Is it known that if you do `torch.sum(y_hat == y)`, if the sum is larger than 255, the sum will be whatever - 255? I am seeing this behavior with the conda version of PyTorch. If you do `torch.sum((y_hat == y).float())` then it is fine.

What is the your verson of PyTorch?

``````print(torch.__version__)
I tried it in PyTorch 0.1.12_2 and found both are fine.

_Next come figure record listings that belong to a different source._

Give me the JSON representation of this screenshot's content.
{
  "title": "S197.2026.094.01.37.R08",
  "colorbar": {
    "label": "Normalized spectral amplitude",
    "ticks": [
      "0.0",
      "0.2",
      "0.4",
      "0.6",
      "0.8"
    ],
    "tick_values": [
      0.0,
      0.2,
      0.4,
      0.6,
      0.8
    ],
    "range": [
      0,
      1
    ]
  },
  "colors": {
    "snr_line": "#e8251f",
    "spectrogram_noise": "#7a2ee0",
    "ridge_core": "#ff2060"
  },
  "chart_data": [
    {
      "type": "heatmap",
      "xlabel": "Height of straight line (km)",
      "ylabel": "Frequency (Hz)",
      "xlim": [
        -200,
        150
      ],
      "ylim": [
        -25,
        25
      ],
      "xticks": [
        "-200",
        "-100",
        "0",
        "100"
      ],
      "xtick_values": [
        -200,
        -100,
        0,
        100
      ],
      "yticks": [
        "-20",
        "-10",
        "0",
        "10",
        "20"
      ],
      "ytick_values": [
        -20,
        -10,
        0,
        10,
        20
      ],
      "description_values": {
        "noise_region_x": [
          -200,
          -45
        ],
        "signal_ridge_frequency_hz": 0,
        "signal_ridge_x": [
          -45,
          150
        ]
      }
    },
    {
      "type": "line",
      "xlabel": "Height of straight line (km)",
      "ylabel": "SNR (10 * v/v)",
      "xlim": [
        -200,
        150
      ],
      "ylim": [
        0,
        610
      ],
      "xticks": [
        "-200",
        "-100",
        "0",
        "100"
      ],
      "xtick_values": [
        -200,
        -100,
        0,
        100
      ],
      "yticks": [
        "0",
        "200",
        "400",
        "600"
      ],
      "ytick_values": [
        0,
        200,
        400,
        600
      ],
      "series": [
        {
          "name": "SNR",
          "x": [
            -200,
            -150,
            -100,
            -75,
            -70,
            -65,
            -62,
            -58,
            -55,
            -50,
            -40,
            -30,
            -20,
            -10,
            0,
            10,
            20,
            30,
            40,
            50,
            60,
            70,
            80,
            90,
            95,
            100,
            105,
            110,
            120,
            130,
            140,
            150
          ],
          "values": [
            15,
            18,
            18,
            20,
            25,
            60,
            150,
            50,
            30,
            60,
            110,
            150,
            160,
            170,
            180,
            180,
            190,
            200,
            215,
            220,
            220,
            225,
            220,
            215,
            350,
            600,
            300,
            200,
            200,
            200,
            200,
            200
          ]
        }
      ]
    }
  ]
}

``````>>> x = torch.autograd.Variable(torch.LongTensor(*300))
>>> torch.sum(x == y)
Variable containing:
44
[torch.ByteTensor of size 1]

>>> print(torch.__version__)
0.1.12_2
>>> torch.sum((x == y).int())
Variable containing:
300
[torch.IntTensor of size 1]``````

As you observed, the comparison operators return `ByteTensor`. I would even recommend to use `.long()` to convert to a `LongTensor`. You are safer from overflow even if you do calculations but more importantly it is the type that is most often used in pytorch when things expect integers (e.g. indexing, `.gather`,…).
If you need to do things with other tensors `.float()` is often needed (e.g. for batch averaging) with a mask or so as you can’t use operators with different tensor types in general.

The point is that if the Variable wrapping is causing the different behavior. For example:

``````>>> x = torch.LongTensor(*300)
>>> y = torch.LongTensor(*300)
>>> x = x.cuda()
>>> y = y.cuda()
>>> torch.sum(x == y)
300
``````

I am not entirely sure if they should have the same behavior with and without the Variable wrapper, but I am just trying to put it out there.

The difference is actually whether it becomes a python int or a Tensor again.
With `(x==y).sum(1)` you get the overflow with tensors. Now, `Variables` never are converted to python numbers (because it would lose autograd).